Yttria-stabilized zirconia (YSZ) is a highly valued ceramic material due to its combination of desirable properties, including toughness, hardness, wear resistance, stability at high temperatures, low thermal conduction, and, in some cases, potential ionic conductivity. It plays a crucial role in many technical industries, such as thermal barrier coatings, solid oxide fuel cells (SOFC), oxygen sensors, optical ferrules, and more recently, biomedical devices and watch parts. Commonly used YSZ, sintered in a conventional way and thus at temperature of 1400°C or higher, exhibit grain size in the range of 0.3 to 1 µm. YSZ ceramics have attractive characteristics like a high mechanical strength, a long-term stability and optimum optical properties. However, there is a trade-off between all these properties, at least for submicronic zirconia. Also, there is a lack of study on these properties in relation to nanoscale microstructure. Perfect control of crystallinity, purity and composition, as well as the smallest possible particles (a few tens of nanometers), are necessary to obtain, after sintering, nanostructured materials with optimized properties. A promising approach for controlling the structural and microstructural characteristics of YSZ is to elaborate nanostructured ceramics using low-temperature sintering processes. Among these processes, classical Spark Plasma Sintering (SPS), High Pressure SPS (HP-SPS) and reactive SPS increase densification while maintaining grain growth to a minimum.

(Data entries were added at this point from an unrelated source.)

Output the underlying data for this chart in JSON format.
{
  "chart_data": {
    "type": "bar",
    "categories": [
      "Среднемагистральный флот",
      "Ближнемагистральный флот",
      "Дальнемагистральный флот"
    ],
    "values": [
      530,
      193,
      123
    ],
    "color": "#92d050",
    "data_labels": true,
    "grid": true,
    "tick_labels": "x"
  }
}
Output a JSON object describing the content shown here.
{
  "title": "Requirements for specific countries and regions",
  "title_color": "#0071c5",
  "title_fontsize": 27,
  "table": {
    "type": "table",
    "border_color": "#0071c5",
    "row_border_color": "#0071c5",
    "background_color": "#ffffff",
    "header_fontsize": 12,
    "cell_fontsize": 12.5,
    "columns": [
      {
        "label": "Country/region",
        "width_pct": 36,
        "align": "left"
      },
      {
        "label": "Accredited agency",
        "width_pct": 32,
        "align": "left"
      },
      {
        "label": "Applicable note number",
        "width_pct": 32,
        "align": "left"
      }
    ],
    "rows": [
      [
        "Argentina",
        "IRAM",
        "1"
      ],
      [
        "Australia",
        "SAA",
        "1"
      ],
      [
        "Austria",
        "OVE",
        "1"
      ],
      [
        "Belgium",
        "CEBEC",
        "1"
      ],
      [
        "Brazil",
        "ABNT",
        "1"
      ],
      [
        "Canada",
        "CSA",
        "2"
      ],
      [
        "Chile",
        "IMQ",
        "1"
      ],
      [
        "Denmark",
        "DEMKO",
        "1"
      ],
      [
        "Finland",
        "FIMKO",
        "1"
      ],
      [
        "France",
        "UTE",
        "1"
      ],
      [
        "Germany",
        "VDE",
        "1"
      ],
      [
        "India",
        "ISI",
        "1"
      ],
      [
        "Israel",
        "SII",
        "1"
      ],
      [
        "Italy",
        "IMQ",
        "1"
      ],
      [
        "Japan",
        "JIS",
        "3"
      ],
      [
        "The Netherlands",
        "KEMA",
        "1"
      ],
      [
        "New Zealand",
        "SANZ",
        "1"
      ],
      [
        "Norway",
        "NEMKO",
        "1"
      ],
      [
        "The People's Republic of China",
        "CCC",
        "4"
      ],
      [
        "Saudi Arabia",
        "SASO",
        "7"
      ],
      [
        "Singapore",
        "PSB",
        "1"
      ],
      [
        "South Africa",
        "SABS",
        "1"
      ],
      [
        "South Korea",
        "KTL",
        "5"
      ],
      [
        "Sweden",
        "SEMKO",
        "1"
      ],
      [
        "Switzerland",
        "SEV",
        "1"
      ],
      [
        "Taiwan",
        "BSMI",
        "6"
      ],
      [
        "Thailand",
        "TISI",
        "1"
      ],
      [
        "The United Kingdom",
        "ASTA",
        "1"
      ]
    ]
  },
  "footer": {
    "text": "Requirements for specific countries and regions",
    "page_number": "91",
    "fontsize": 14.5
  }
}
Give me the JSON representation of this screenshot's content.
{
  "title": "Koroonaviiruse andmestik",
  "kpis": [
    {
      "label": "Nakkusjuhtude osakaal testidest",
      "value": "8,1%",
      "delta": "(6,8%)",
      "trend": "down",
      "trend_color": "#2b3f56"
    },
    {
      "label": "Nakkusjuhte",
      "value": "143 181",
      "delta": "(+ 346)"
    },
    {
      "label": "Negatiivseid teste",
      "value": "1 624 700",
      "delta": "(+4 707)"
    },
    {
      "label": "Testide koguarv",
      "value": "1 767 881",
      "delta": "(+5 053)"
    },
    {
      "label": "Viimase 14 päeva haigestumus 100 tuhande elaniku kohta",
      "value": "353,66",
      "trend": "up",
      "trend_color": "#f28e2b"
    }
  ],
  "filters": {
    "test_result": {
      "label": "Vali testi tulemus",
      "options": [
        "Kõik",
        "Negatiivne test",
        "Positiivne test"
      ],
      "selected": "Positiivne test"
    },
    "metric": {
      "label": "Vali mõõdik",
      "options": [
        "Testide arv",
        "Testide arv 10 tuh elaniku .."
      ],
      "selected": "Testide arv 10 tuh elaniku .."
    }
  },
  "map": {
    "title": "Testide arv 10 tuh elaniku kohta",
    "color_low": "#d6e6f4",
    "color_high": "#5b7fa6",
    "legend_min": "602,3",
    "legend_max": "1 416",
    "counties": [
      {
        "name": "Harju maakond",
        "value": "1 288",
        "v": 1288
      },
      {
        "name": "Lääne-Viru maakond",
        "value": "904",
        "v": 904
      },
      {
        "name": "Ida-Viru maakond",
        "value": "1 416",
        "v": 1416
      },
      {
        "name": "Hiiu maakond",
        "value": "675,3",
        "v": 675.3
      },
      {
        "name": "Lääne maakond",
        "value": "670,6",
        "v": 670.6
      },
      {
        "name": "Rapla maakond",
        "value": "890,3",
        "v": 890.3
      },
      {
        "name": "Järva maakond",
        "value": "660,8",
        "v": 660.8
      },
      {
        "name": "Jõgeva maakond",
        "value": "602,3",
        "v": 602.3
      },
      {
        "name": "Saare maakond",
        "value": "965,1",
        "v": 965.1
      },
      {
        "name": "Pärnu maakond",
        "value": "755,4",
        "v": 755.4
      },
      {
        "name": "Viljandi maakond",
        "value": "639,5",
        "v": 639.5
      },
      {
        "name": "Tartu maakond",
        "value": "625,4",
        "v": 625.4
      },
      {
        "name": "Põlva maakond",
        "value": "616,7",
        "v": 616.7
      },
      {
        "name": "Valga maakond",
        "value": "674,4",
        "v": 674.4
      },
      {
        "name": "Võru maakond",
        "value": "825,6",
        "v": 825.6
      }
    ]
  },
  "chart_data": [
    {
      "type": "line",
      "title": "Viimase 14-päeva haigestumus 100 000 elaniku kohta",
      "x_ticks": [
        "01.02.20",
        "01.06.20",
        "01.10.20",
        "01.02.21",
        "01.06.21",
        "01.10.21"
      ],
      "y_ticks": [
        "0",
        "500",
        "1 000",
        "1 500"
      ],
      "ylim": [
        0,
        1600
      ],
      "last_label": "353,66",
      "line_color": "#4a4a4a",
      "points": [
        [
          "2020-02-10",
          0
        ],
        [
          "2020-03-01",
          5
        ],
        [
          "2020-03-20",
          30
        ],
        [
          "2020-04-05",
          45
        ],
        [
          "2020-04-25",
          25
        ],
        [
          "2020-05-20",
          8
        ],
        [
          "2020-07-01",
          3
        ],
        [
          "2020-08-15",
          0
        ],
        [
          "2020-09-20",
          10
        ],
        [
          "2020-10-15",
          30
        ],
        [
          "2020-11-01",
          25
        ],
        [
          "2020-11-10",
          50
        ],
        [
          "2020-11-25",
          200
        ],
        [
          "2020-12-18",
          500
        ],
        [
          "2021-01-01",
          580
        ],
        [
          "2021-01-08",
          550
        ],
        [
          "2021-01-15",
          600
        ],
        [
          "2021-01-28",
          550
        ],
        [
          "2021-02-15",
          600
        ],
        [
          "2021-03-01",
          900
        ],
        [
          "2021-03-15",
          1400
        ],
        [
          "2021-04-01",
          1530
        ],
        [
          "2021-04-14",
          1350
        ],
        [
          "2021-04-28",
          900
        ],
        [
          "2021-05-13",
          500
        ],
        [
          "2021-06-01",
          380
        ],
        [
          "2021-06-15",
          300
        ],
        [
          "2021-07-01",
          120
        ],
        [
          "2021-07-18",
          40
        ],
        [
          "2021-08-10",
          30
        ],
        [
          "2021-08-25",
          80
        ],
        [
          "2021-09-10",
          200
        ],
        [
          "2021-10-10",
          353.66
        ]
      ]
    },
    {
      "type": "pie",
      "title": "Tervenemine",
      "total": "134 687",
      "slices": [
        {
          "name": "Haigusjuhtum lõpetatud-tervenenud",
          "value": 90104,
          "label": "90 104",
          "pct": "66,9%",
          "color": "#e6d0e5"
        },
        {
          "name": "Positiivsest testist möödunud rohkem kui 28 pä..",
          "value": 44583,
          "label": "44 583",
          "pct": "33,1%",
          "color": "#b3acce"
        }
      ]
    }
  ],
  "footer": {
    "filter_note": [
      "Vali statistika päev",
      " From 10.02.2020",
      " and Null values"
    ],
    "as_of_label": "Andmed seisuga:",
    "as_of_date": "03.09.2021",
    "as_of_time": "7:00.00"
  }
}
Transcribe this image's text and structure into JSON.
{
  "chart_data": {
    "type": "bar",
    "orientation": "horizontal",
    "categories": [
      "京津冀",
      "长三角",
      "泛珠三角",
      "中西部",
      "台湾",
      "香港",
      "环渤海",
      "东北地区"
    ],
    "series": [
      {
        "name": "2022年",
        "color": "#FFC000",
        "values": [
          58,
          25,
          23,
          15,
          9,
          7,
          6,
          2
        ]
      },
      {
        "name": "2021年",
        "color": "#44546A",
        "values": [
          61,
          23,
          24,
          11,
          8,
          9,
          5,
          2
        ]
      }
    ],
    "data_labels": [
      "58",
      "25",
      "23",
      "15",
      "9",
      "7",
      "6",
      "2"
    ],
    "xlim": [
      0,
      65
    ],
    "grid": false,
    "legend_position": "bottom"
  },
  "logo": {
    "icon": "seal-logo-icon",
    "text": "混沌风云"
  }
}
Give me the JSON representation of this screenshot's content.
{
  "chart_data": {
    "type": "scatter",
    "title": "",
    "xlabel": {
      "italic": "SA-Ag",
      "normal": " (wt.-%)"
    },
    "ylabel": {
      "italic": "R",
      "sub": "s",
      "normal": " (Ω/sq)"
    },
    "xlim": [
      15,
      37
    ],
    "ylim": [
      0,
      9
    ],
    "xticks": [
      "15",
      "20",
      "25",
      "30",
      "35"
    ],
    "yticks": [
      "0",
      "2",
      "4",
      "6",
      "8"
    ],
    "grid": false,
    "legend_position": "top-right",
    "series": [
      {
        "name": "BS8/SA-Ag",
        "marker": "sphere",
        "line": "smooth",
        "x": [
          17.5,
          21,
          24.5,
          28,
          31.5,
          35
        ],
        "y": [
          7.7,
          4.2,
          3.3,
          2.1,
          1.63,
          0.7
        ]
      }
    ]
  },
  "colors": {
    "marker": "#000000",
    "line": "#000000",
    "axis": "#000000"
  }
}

In this presentation, we first propose to explore different routes to determine the most adapted powder for optimizing the nanostructure of this material after sintering. This includes the use of different synthesis routes. We are particularly studying the possibility of achieving reactive sintering between zirconium hydroxide (Zr(OH)₄) and yttrium hydroxide (Y(OH)₃), as these two compounds decompose into zirconia (ZrO₂) and yttria (Y₂O₃) at high temperature. Zr(OH)₄ is commercially available, while Y(OH)3 is not. Some work has been done on the synthesis of the latter and on the study of its thermal decomposition, but this is very scarce in the literature. The very small particle size of this synthesized compound (a few tens of nanometers) is very promising for reactive sintering with Zr(OH)₄. This first part will be supported by a set of characterizations and analyses to understand the properties and behavior of powders. In a second part, the results of using different sintering methods (SPS, HP-SPS and reactive SPS) will be presented, showing the potential of this approach to densify YSZ at low temperature. Indeed, very high densification (> 95 %) with very small grain size (< 200 nm) is then obtained. Thus, to correlate with the optimization of desired properties (mechanical, optical and aging properties), preliminary characterizations in fracture toughness and hardness will be carried out. Transparency and long-term stability will be also discussed.